Il Cervo sardo di G. Paulis (Asferico n. 7 - 2001)

Il Cervus elaphus corsicanus è una sottospecie del Cervo europeo. Endemismo sardo-corso, ha vissuto i suoi momenti peggiori nel trentennio 1955 -1985, durante il quale si è estinto in Corsica ed ha subito un pericolosissimo calo numerico anche fra la popolazione sarda. Tutto ciò ha portato negli anni sessanta al suo inserimento nel Red Data Book della IUCN come specie a grave rischio d'estinzione con una popolazione stimata in circa 200 esemplari. Attualmente il Cervo sardo è considerato dalla U.E. specie prioritaria (Allegati II e IV direttiva CEE/92/43 del 21.05.1992)

L'origine di questo ungulato è ancora incerta, ma fra le tante ipotesi finora avanzate, la più accreditata è quella che fa risalire la sua presenza ad una introduzione in epoca preistorica, infatti il cervo era già presente in Sardegna nel XIV secolo a.C.
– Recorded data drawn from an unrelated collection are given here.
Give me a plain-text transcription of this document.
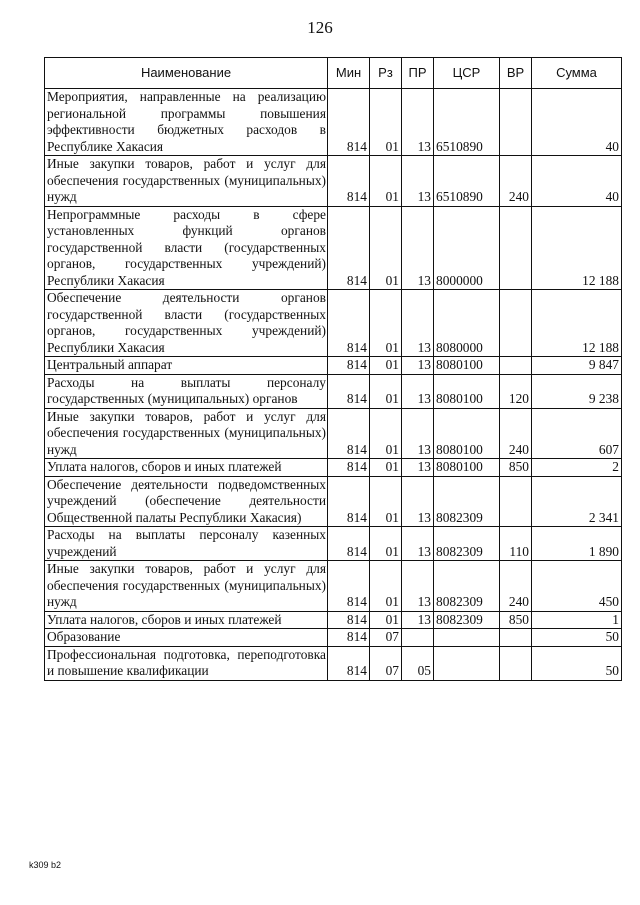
126
Наименование	Мин	Рз	ПР	ЦСР	ВР	Сумма
Мероприятия, направленные на реализацию региональной программы повышения эффективности бюджетных расходов в Республике Хакасия	814	01	13	6510890		40
Иные закупки товаров, работ и услуг для обеспечения государственных (муниципальных) нужд	814	01	13	6510890	240	40
Непрограммные расходы в сфере установленных функций органов государственной власти (государственных органов, государственных учреждений) Республики Хакасия	814	01	13	8000000		12 188
Обеспечение деятельности органов государственной власти (государственных органов, государственных учреждений) Республики Хакасия	814	01	13	8080000		12 188
Центральный аппарат	814	01	13	8080100		9 847
Расходы на выплаты персоналу государственных (муниципальных) органов	814	01	13	8080100	120	9 238
Иные закупки товаров, работ и услуг для обеспечения государственных (муниципальных) нужд	814	01	13	8080100	240	607
Уплата налогов, сборов и иных платежей	814	01	13	8080100	850	2
Обеспечение деятельности подведомственных учреждений (обеспечение деятельности Общественной палаты Республики Хакасия)	814	01	13	8082309		2 341
Расходы на выплаты персоналу казенных учреждений	814	01	13	8082309	110	1 890
Иные закупки товаров, работ и услуг для обеспечения государственных (муниципальных) нужд	814	01	13	8082309	240	450
Уплата налогов, сборов и иных платежей	814	01	13	8082309	850	1
Образование	814	07				50
Профессиональная подготовка, переподготовка и повышение квалификации	814	07	05			50
k309 b2
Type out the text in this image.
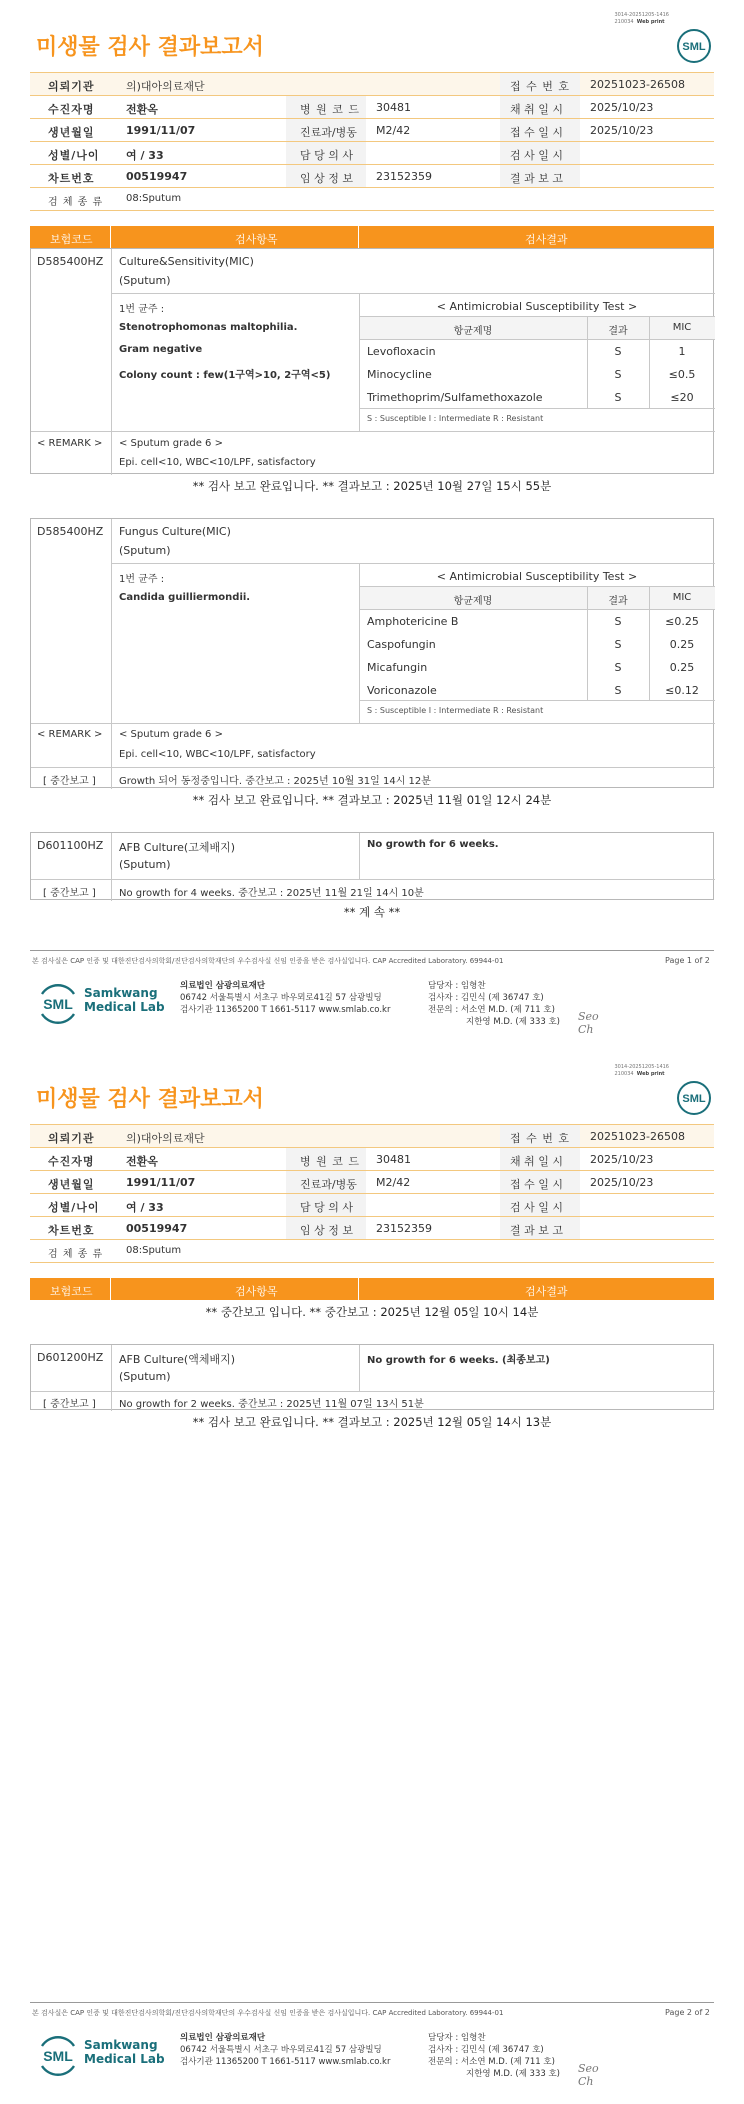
3014-20251205-1416
210034 Web print
미생물 검사 결과보고서	SML
의뢰기관	의)대아의료재단	접 수 번 호 20251023-26508
수진자명	전환옥	병 원 코 드 30481	채 취 일 시 2025/10/23
생년월일	1991/11/07	진료과/병동 M2/42	접 수 일 시 2025/10/23
성별/나이 여 / 33	담 당 의 사	검 사 일 시
차트번호	00519947	임 상 정 보 23152359	결 과 보 고
검 체 종 류 08:Sputum
보험코드	검사항목	검사결과
D585400HZ Culture&Sensitivity(MIC)
(Sputum)
1번 균주 :
Stenotrophomonas maltophilia.
Gram negative
Colony count : few(1구역>10, 2구역<5)
< Antimicrobial Susceptibility Test >
항균제명	결과	MIC
Levofloxacin	S	1
Minocycline	S	≤0.5
Trimethoprim/Sulfamethoxazole	S	≤20
S : Susceptible I : Intermediate R : Resistant
< REMARK > < Sputum grade 6 >
Epi. cell<10, WBC<10/LPF, satisfactory
** 검사 보고 완료입니다. ** 결과보고 : 2025년 10월 27일 15시 55분
D585400HZ Fungus Culture(MIC)
(Sputum)
1번 균주 :
Candida guilliermondii.
< Antimicrobial Susceptibility Test >
항균제명	결과	MIC
Amphotericine B	S	≤0.25
Caspofungin	S	0.25
Micafungin	S	0.25
Voriconazole	S	≤0.12
S : Susceptible I : Intermediate R : Resistant
< REMARK > < Sputum grade 6 >
Epi. cell<10, WBC<10/LPF, satisfactory
[ 중간보고 ] Growth 되어 동정중입니다. 중간보고 : 2025년 10월 31일 14시 12분
** 검사 보고 완료입니다. ** 결과보고 : 2025년 11월 01일 12시 24분
D601100HZ AFB Culture(고체배지)
(Sputum)
No growth for 6 weeks.
[ 중간보고 ] No growth for 4 weeks. 중간보고 : 2025년 11월 21일 14시 10분
** 계 속 **
본 검사실은 CAP 인증 및 대한진단검사의학회/진단검사의학재단의 우수검사실 신임 인증을 받은 검사실입니다. CAP Accredited Laboratory. 69944-01	Page 1 of 2
SML
Samkwang
Medical Lab
의료법인 삼광의료재단
06742 서울특별시 서초구 바우뫼로41길 57 삼광빌딩
검사기관 11365200 T 1661-5117 www.smlab.co.kr
담당자 : 임형찬
검사자 : 김민식 (제 36747 호)
전문의 : 서소연 M.D. (제 711 호)
지한영 M.D. (제 333 호) Seo
Ch
3014-20251205-1416
210034 Web print
미생물 검사 결과보고서	SML
의뢰기관	의)대아의료재단	접 수 번 호 20251023-26508
수진자명	전환옥	병 원 코 드 30481	채 취 일 시 2025/10/23
생년월일	1991/11/07	진료과/병동 M2/42	접 수 일 시 2025/10/23
성별/나이 여 / 33	담 당 의 사	검 사 일 시
차트번호	00519947	임 상 정 보 23152359	결 과 보 고
검 체 종 류 08:Sputum
보험코드	검사항목	검사결과
** 중간보고 입니다. ** 중간보고 : 2025년 12월 05일 10시 14분
D601200HZ AFB Culture(액체배지)
(Sputum)
No growth for 6 weeks. (최종보고)
[ 중간보고 ] No growth for 2 weeks. 중간보고 : 2025년 11월 07일 13시 51분
** 검사 보고 완료입니다. ** 결과보고 : 2025년 12월 05일 14시 13분
본 검사실은 CAP 인증 및 대한진단검사의학회/진단검사의학재단의 우수검사실 신임 인증을 받은 검사실입니다. CAP Accredited Laboratory. 69944-01	Page 2 of 2
SML
Samkwang
Medical Lab
의료법인 삼광의료재단
06742 서울특별시 서초구 바우뫼로41길 57 삼광빌딩
검사기관 11365200 T 1661-5117 www.smlab.co.kr
담당자 : 임형찬
검사자 : 김민식 (제 36747 호)
전문의 : 서소연 M.D. (제 711 호)
지한영 M.D. (제 333 호) Seo
Ch
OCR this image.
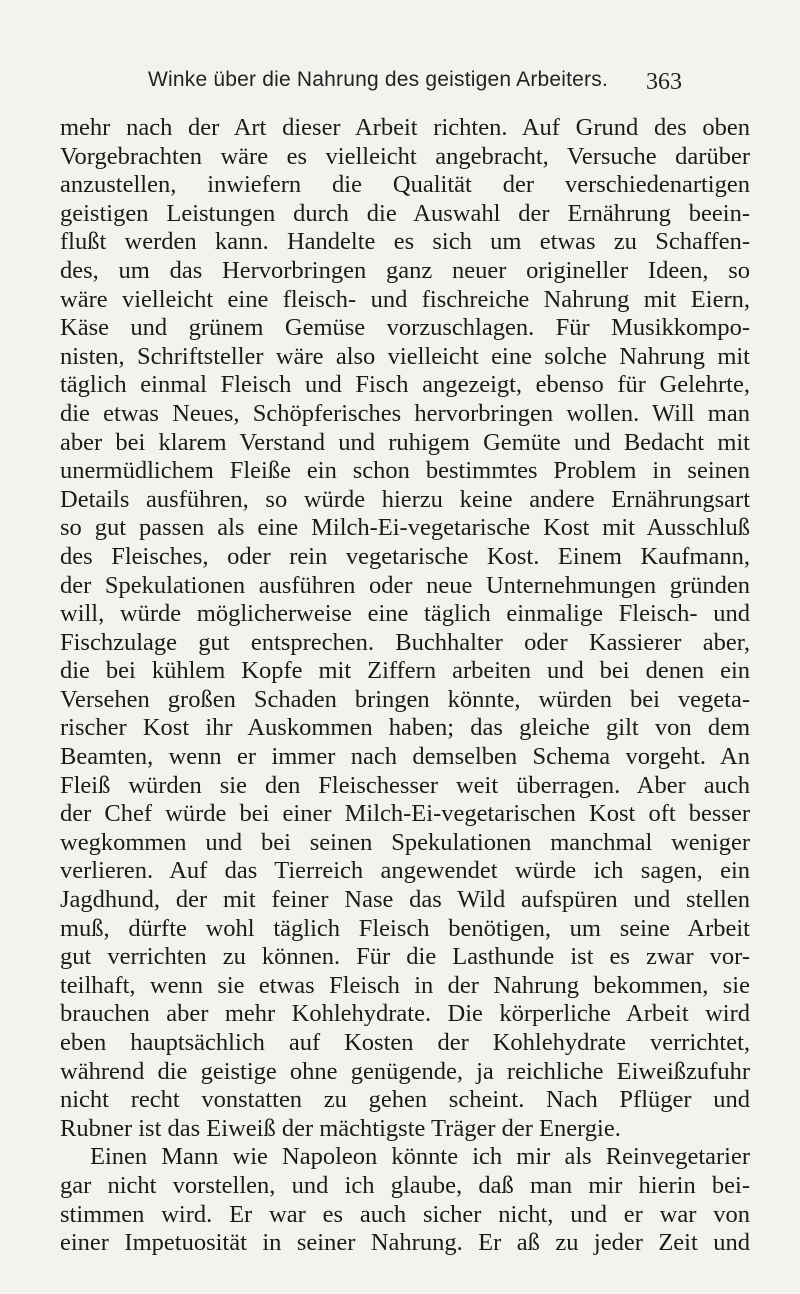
Winke über die Nahrung des geistigen Arbeiters.	363
mehr nach der Art dieser Arbeit richten. Auf Grund des oben
Vorgebrachten wäre es vielleicht angebracht, Versuche darüber
anzustellen, inwiefern die Qualität der verschiedenartigen
geistigen Leistungen durch die Auswahl der Ernährung beein-
flußt werden kann. Handelte es sich um etwas zu Schaffen-
des, um das Hervorbringen ganz neuer origineller Ideen, so
wäre vielleicht eine fleisch- und fischreiche Nahrung mit Eiern,
Käse und grünem Gemüse vorzuschlagen. Für Musikkompo-
nisten, Schriftsteller wäre also vielleicht eine solche Nahrung mit
täglich einmal Fleisch und Fisch angezeigt, ebenso für Gelehrte,
die etwas Neues, Schöpferisches hervorbringen wollen. Will man
aber bei klarem Verstand und ruhigem Gemüte und Bedacht mit
unermüdlichem Fleiße ein schon bestimmtes Problem in seinen
Details ausführen, so würde hierzu keine andere Ernährungsart
so gut passen als eine Milch-Ei-vegetarische Kost mit Ausschluß
des Fleisches, oder rein vegetarische Kost. Einem Kaufmann,
der Spekulationen ausführen oder neue Unternehmungen gründen
will, würde möglicherweise eine täglich einmalige Fleisch- und
Fischzulage gut entsprechen. Buchhalter oder Kassierer aber,
die bei kühlem Kopfe mit Ziffern arbeiten und bei denen ein
Versehen großen Schaden bringen könnte, würden bei vegeta-
rischer Kost ihr Auskommen haben; das gleiche gilt von dem
Beamten, wenn er immer nach demselben Schema vorgeht. An
Fleiß würden sie den Fleischesser weit überragen. Aber auch
der Chef würde bei einer Milch-Ei-vegetarischen Kost oft besser
wegkommen und bei seinen Spekulationen manchmal weniger
verlieren. Auf das Tierreich angewendet würde ich sagen, ein
Jagdhund, der mit feiner Nase das Wild aufspüren und stellen
muß, dürfte wohl täglich Fleisch benötigen, um seine Arbeit
gut verrichten zu können. Für die Lasthunde ist es zwar vor-
teilhaft, wenn sie etwas Fleisch in der Nahrung bekommen, sie
brauchen aber mehr Kohlehydrate. Die körperliche Arbeit wird
eben hauptsächlich auf Kosten der Kohlehydrate verrichtet,
während die geistige ohne genügende, ja reichliche Eiweißzufuhr
nicht recht vonstatten zu gehen scheint. Nach Pflüger und
Rubner ist das Eiweiß der mächtigste Träger der Energie.
Einen Mann wie Napoleon könnte ich mir als Reinvegetarier
gar nicht vorstellen, und ich glaube, daß man mir hierin bei-
stimmen wird. Er war es auch sicher nicht, und er war von
einer Impetuosität in seiner Nahrung. Er aß zu jeder Zeit und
Si distingue dal Cervo europeo per le dimensioni decisamente inferiori e per il mantello più scuro. Il maschio ha palchi corti e piuttosto chiusi nei quali manca la corona ed il numero di punte è mediamente di 4-5 per asta. Nei maschi il peso medio si attesta intorno ai 120 Kg contro i 70 circa delle femmine. Esclusivamente erbivoro, vive nel fitto della macchia, ma ama frequentare anche spazi aperti principalmente per scopi alimentari. Il periodo riproduttivo, caratterizzato dai potenti bramiti, è anticipato rispetto a quello del suo parente europeo e cade fra agosto e settembre. Le femmine, dopo 8 mesi di gestazione, danno alla luce i piccoli fra la seconda quindicina di aprile e la prima di maggio.